The Tigers (15-10, 1-5 SEC) are in the second season with Coach Sunny Galloway in a major rebuild. Auburn’s last NCAA Tournament appearance was 2010, and they were one of the two teams missing last year’s SEC Tournament at 28-28, 10-20. Unlike MSU, though, they’ve already played a couple of ranked league contenders. Auburn was swept by Texas A&M and lost the Vanderbilt series.

Statistically there isn’t a lot to separate the squads in hitting, pitching, fielding, anything. The Bulldogs have hit more homers at 13 to 10. But six of State’s longballs came in one weekend at Kentucky and still didn’t win that series. The aspect where Dogs have been better is watching pitches, with 155 walks to 101 and fewer strikeouts. In fact State is 2nd in the NCAA at drawing walks, and 9th in hit-by-pitch too.

But then all the free baserunners hasn’t led to big innings. State averages one stranded runner every inning so far this season, overall and SEC alike. Certainly there have been some struggles with pitching along the way, but the fundamental fact remains that this offense must produce more and better. Or just plain more.

At the same time stress is the fastest way to blur that fine line. Humphreys repeats, the bats are here for State to succeed. Especially in the middle-order with C Gavin Collins getting healthy, 1B Wes Rea showing a sharp eye at the plate—he’s first in the league in walks—and himself putting balls in gaps at last.

“If we can all get going about the same time it would be a really fun lineup. I think we’ve got a chance,” Humphreys said. The trick is not letting a slump or slow start get inside the batting helmet.

“Just know you’ve had success in the past and that it’s in there. You’re here for a reason and the coaches believe that. That’s really all you can do, keep pushing.”

It would be remiss to miss the other side of Humphreys’ game. He spent the freshman year as a backup third baseman, then moved to the outfield last fall. While there are still the occasional tough read on a high fly or something like it, Humphreys looks more and more at-home every week.

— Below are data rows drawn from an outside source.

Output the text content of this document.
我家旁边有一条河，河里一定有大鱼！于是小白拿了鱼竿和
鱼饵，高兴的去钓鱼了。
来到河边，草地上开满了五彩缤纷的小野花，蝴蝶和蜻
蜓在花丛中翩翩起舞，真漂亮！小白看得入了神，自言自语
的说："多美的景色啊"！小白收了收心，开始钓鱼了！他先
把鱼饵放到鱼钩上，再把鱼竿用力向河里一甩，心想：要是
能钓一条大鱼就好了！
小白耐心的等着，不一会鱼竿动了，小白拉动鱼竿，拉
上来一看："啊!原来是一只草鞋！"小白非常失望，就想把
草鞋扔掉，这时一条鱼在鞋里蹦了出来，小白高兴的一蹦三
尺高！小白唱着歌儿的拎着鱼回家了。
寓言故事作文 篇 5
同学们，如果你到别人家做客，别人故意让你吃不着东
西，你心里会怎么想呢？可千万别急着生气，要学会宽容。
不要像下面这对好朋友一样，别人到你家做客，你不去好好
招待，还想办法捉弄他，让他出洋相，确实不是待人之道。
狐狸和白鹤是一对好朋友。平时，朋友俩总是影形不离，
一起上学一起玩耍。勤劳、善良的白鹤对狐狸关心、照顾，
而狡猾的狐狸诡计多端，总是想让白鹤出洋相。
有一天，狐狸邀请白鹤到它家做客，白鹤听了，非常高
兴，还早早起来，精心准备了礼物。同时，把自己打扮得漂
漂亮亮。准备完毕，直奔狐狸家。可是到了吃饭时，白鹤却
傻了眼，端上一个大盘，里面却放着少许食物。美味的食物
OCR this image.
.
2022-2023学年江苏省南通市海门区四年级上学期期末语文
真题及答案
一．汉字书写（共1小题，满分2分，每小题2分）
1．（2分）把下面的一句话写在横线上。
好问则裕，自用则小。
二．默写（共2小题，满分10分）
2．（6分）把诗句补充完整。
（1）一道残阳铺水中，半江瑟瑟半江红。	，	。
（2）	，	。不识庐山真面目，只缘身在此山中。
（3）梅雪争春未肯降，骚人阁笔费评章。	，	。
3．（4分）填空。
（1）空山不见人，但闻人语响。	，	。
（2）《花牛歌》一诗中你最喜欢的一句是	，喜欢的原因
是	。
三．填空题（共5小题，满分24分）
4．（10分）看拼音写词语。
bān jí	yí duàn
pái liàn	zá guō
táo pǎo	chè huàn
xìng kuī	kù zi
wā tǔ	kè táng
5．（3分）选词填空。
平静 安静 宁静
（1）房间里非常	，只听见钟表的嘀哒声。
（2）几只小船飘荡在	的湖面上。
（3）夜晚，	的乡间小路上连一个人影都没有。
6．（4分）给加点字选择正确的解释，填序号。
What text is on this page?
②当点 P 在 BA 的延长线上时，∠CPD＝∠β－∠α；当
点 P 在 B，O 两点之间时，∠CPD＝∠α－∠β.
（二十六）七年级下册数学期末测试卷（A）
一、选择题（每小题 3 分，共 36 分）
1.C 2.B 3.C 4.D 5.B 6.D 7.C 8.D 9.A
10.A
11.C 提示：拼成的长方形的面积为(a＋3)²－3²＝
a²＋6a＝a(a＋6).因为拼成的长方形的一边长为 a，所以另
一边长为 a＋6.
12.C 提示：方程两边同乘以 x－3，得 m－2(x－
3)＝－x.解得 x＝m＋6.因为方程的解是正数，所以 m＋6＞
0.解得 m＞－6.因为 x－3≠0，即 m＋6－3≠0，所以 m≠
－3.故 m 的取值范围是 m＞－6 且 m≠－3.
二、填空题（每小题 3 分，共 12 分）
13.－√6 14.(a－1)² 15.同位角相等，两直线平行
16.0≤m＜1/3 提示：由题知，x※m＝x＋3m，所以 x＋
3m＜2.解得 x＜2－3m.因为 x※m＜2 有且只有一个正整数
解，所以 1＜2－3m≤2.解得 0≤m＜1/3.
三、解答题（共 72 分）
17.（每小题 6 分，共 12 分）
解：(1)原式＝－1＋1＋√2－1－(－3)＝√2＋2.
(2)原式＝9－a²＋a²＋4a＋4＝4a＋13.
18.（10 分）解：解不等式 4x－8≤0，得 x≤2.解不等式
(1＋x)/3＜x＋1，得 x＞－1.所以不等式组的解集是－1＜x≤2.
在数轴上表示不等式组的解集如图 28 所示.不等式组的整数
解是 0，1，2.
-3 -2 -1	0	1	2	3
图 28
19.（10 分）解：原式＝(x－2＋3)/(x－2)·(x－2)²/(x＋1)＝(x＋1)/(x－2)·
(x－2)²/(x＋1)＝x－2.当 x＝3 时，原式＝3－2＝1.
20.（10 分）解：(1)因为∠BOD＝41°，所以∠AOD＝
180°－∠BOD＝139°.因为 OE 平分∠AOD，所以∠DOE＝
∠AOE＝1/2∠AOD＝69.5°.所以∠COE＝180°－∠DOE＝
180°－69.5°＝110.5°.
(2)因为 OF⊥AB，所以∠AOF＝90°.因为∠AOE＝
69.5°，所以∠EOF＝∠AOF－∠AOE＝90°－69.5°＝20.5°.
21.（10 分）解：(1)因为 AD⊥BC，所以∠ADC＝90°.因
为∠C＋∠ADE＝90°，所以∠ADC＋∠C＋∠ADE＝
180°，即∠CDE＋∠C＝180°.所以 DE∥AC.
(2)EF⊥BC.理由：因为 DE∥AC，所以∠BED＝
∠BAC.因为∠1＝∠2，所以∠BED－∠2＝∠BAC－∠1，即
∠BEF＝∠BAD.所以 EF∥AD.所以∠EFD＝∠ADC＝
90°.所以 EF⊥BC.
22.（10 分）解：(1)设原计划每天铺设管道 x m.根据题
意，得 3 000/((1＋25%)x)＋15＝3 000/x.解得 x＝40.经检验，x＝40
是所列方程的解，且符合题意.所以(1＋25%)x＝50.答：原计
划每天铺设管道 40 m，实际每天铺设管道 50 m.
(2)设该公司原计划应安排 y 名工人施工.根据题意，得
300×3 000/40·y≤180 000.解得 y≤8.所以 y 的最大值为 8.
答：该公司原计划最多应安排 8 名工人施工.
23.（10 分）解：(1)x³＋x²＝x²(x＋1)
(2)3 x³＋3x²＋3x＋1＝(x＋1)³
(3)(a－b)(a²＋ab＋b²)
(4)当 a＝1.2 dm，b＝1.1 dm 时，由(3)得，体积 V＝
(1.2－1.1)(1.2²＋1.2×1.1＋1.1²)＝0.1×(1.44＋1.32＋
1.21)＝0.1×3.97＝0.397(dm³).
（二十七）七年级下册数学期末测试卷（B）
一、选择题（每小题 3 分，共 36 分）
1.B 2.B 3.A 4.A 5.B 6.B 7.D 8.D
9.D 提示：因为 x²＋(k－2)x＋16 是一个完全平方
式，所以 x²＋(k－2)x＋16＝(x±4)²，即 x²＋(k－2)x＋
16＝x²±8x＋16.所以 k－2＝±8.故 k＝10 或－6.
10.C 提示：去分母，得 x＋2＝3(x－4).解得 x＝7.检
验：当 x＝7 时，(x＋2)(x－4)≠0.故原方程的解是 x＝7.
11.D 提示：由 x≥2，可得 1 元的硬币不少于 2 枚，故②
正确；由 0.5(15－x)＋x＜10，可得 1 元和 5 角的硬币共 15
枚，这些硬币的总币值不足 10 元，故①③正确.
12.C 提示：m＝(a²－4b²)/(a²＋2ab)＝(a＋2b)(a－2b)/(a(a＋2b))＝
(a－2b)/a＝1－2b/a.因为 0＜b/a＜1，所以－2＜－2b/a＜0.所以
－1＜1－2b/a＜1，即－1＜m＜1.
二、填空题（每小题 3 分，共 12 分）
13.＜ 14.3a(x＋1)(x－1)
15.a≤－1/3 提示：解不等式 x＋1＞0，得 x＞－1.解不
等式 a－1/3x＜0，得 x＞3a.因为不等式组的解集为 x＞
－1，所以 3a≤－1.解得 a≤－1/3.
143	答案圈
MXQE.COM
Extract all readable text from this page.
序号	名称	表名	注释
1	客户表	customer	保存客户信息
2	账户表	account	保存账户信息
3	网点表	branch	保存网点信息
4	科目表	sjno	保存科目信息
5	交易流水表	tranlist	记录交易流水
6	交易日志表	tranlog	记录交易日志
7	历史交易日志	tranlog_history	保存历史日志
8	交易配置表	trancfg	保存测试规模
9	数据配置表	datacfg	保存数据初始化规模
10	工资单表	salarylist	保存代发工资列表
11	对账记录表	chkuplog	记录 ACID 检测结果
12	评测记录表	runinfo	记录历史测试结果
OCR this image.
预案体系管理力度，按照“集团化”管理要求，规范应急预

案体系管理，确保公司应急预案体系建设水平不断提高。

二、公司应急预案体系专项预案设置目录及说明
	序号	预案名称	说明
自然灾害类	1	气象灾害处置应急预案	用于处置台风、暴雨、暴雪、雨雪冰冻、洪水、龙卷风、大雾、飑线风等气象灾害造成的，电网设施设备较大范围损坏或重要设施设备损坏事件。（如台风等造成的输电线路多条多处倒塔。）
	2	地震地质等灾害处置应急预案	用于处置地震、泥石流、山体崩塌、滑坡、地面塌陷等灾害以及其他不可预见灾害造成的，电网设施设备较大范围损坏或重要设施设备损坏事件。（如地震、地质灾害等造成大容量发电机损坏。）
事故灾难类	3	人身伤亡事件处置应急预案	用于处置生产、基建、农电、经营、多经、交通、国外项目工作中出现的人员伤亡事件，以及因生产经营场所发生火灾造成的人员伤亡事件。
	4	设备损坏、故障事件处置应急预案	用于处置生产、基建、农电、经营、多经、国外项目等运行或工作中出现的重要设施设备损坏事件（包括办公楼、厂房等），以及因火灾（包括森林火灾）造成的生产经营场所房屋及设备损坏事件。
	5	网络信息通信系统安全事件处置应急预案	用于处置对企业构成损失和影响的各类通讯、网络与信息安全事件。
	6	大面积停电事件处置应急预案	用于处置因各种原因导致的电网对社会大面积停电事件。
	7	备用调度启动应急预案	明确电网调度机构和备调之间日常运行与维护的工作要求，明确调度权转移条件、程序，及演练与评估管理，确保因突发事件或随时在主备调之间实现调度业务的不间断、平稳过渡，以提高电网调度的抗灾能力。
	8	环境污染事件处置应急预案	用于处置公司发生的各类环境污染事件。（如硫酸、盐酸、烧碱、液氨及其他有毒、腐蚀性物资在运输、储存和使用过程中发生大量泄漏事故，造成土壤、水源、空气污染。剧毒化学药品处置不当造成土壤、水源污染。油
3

“I feel very comfortable. I just think I’ve got to accept the role that some games I’ll be out in left and some games I’ll DH, and who knows what’s going to happen?” Oh, and Humphreys does not mind situations when Cohen wants a lefthander at the plate, or a more experienced defender in the field.

All that really matters is turning things around before April arrives. And by the way, Humphreys has had some success against Auburn. He only played in one of three road wins last year, but it was a good game; 3-of-5 with two runs. A repeat-sweep would be just what this team needs.

“I think it is a big weekend. We need to go out there and just play each day like it’s our last game. But this weekend is definitely important for the rest of the season, getting back on the right track.”

Game times are 6:30 Friday, 2:00 Saturday, 1:30 Sunday with on-line viewing by SEC Network-Plus. State’s weekend pitching trio is intact for another series, beginning with RHP Preston Brown (3-2, 3.77), then RHP Austin Sexton (3-1, 3.09) and LHP Vance Tatum (3-0, 3.26). Auburn expects to start an all-righthanded rotation of Cole Lipscomb (3-0, 2.19) Friday, then come back with workhorse Keegan Thompson (4-2, 4.10) and Dalton Rentz (1-0, 3.43).